Religious holidays in India, the dispensation of masks and rules on social distancing proclaimed by Bolsonaro and Trump, Johnson’s denunciation of lockdowns in the fall of 2020: short-term management can only seduce and mobilize support, while uniformly leading to a veritable bloodbath.
This model can be found among the ranks of the extreme national-populist right: like the Rassemblement national in France, which simultaneously denounces the European Union’s “criminal role” and calls for the closure of borders and a stronger fight against immigration, while demanding the lockdowns be lifted. It also feeds these new forms of libertarian expression, mobilizing people against wearing masks, curfews and, more generally, any restrictive regulatory decision.
In contrast, the other variants of nationalism have more positive results. While the “conservative” nationalism found in many European countries, particularly in France, is having some difficulty reconciling itself with globalization, the “emancipatory” nationalism, born out of the spirit of non-alignment and the G77 which is still largely present in the South, particularly among certain political and intellectual elites, knows how to adapt to it, to the point of demonstrating a relative resilience in dealing with the pandemic. This nationalistic variant also inspires protesting speeches, such as in Senegal, where President Macky Sall publicly protested against the lack of vaccine aid from the international community.
The effectiveness of the national-authoritarian model and civic nationalism
Above all, beyond the uncertainties that surround the reliability of the figures, the effectiveness of the Chinese or Vietnamese national-authoritarian model should be noted, even if the cost of its methods was very high. Finally, we will focus on the success of the South Korean, Taiwanese, Singaporean, and even Japanese models, which fall under what some have called “civic nationalism” or “post-nationalism” (Sun-song Park, “A Single People and a Shared Nationalism?”, Pouvoirs, vol. 167, 2018). The latter goes beyond strict state and repressive authoritarianism by an active coalescence of a civil society that adapts to globalization and restructures its social behavior accordingly. This new model extends beyond its Asian fiefdom to New Zealand, perhaps even to Germany or Scandinavia.
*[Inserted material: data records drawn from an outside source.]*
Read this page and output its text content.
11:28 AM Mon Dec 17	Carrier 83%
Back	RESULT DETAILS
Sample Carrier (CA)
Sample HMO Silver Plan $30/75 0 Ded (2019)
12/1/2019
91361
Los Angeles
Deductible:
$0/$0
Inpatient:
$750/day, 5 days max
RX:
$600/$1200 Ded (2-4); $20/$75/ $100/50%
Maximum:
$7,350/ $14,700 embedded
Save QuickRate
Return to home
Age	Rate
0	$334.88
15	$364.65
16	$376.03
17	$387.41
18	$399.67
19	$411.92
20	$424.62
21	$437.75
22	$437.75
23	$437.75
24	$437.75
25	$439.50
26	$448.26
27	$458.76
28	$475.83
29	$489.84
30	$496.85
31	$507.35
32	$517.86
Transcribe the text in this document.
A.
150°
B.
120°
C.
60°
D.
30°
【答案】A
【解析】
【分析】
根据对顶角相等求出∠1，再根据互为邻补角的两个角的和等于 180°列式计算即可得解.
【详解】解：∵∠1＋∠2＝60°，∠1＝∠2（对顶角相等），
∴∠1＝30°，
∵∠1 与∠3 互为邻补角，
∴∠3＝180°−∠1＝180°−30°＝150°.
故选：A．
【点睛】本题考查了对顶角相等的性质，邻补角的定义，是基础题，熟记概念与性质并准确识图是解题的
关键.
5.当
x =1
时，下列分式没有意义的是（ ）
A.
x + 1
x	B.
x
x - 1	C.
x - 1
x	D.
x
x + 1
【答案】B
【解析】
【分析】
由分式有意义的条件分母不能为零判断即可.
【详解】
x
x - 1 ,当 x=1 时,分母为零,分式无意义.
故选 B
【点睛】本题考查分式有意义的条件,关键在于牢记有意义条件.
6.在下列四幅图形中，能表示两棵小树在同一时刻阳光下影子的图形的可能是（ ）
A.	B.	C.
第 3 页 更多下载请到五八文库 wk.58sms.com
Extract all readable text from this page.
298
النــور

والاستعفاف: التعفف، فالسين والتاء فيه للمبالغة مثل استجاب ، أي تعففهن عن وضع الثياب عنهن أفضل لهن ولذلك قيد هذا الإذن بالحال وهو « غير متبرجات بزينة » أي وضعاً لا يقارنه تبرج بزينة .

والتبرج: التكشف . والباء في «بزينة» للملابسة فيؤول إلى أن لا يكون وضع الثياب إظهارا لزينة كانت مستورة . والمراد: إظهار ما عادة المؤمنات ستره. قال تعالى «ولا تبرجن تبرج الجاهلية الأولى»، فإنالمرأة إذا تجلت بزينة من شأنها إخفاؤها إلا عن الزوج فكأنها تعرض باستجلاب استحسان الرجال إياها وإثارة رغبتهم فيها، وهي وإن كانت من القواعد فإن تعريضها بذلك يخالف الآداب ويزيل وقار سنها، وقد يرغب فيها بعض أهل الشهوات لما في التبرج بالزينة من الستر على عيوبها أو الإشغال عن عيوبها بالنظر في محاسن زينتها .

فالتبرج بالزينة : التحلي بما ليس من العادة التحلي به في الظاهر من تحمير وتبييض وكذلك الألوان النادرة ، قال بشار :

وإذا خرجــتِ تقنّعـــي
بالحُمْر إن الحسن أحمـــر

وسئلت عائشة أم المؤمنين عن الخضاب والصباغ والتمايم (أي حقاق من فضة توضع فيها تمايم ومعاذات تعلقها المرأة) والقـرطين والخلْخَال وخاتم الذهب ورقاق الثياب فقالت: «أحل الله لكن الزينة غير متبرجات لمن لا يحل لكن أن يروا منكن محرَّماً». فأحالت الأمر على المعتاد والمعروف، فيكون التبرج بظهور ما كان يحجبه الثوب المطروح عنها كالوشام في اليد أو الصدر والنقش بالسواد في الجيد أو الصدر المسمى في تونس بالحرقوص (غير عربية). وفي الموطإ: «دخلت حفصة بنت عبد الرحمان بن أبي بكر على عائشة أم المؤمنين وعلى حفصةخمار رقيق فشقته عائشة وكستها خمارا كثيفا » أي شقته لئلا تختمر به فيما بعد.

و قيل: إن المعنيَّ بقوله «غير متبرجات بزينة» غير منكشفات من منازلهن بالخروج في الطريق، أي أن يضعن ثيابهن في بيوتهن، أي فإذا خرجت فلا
Thus, several “variants” of a nationalism that never ceases to mutate are formed: some adapt almost perfectly to globalization, proving to be effective in dealing with its challenges. Others, on the contrary, lock themselves in a contentious role, until they are finally crushed or neutralized by the global challenges, leading to human tragedies. This is a good opportunity to meditate on the urgent need for global governance, which we now know does not destroy all forms of national expression.